Simulation

Wednesday May 20

Today we will…

  • Simulation
    • Statistical Distributions
    • Simulating Data
    • Iterating Random Processes
  • PA 8.2: Instrument Con

Project Checkpoint

  • For checkpoint 3 you will turn in a partially complete lab with at least:
    • a preamble that describes the data
    • three question (one related to week 7 or after)
  • Reminder: references
    • keep track of all outside resources
    • provide links to generative AI “conversations”

Simulations – Big Picture

  • “simulation” is a broad term…
  • In statistics, we will typically think of simulation as involving some form of randomness/stochasticity
  • In this class, we will consider:
    • Generating synthetic/simulated data from probability distributions
    • Repeating random processes many times to understand their long-term behavior

Statistical Distributions

Statistical Distributions

Recall from your statistics classes…

A random variable is a value we don’t know until we observe an instance.

  • Coin flip: could be heads (0) or tails (1)
  • Person’s height: could be anything from 0 feet to 10 feet.
  • Annual income of a US worker: could be anything from $0 to $1.6 billion

The distribution of a random variable tells us its possible values and how likely they are.

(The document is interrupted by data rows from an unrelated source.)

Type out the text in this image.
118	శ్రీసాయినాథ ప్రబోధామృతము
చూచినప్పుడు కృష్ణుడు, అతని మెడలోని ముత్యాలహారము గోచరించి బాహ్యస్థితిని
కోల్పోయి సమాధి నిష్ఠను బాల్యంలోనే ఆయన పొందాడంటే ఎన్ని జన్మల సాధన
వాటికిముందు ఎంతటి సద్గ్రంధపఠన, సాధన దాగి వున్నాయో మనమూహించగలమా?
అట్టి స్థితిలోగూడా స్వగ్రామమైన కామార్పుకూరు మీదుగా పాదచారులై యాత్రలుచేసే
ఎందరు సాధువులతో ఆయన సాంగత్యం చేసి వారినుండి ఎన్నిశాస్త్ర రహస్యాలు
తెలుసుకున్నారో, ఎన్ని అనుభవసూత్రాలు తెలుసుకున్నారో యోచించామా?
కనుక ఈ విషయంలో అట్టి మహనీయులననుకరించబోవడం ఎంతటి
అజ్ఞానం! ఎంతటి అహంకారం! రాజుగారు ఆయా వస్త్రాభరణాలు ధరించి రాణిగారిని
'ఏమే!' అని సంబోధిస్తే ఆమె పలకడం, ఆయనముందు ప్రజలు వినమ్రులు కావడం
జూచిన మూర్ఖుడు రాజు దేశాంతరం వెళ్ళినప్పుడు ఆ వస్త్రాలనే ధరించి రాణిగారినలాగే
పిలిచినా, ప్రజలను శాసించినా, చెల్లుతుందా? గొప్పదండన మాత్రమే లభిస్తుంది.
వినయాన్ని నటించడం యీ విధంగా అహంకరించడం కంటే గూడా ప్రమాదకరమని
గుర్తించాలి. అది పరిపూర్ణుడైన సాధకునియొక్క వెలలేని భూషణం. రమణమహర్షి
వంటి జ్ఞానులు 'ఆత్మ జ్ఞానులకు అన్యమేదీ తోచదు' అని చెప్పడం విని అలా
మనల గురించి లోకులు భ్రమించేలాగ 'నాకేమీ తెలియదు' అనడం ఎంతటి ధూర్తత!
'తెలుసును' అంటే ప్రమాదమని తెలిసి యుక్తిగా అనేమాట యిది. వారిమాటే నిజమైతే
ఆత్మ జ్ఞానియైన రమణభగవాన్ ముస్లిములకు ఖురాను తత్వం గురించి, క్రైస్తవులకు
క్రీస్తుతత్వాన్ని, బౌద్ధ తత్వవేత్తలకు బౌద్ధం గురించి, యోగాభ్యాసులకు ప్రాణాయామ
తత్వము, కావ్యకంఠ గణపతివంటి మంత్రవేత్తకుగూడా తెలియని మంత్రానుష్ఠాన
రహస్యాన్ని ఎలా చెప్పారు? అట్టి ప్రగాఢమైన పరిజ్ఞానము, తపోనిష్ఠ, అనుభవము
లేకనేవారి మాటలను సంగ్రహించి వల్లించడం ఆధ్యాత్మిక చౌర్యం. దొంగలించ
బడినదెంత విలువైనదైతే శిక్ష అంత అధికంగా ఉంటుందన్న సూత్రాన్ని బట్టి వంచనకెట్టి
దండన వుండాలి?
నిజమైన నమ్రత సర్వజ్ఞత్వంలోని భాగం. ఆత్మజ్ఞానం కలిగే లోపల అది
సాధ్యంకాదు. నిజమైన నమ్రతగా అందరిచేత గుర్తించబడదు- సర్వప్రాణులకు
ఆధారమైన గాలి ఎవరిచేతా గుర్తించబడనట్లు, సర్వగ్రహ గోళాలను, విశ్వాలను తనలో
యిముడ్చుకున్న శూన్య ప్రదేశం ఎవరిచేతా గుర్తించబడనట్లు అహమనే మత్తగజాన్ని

  • Coin flip: 50% chance of heads and tails.
  • Heights follow a bell curve centered at 5 foot 7.
  • Most American workers make under $100,000.

Statistical Distributions with Names!

Uniform Distribution

  • When you know the range of values, but not much else.
  • All values in the range are equally likely to occur.
  • Defined by minimum and maximum values: \(Unif(a, b)\)

Normal Distribution

  • When you expect values to fall near the center.
  • Frequency of values follows a bell shaped curve.
  • Defined by mean and standard deviation (or variance): \(N(\mu, \sigma^2)\)

t-Distribution

  • A slightly wider bell curve.
  • Basically used in the same context as the normal distribution, but more common with real data (when the standard deviation is unknown).
  • Defined by degrees of freedom: \(t(df)\)

Chi-Square Distribution

  • Somewhat skewed, and only allows values above zero.
  • Commonly used in statistical testing.
  • Defined by degrees of freedom: \(\chi^2_{df}\)

Binomial Distribution

  • There are two possible outcomes, and you are counting how many times one of the outcomes (“success”) occurred out of a fixed number of trials.

  • Takes discrete values from 0 to the number of trials.
  • Defined by the number of trials (\(n\)) and the probability of success (\(p\)): \(Binom(n, p)\)

How do we use distributions?

  • Find the probability of an event.
    • If I flip 10 coins, what are the chances I get all heads?
  • Estimate a proportion of a population.
    • About what proportion of people are above 6 feet tall?
  • Quantify the evidence in your data.
    • In my survey of 100 people, 67 said they were voting for Measure A. How confident am I that Measure A will pass?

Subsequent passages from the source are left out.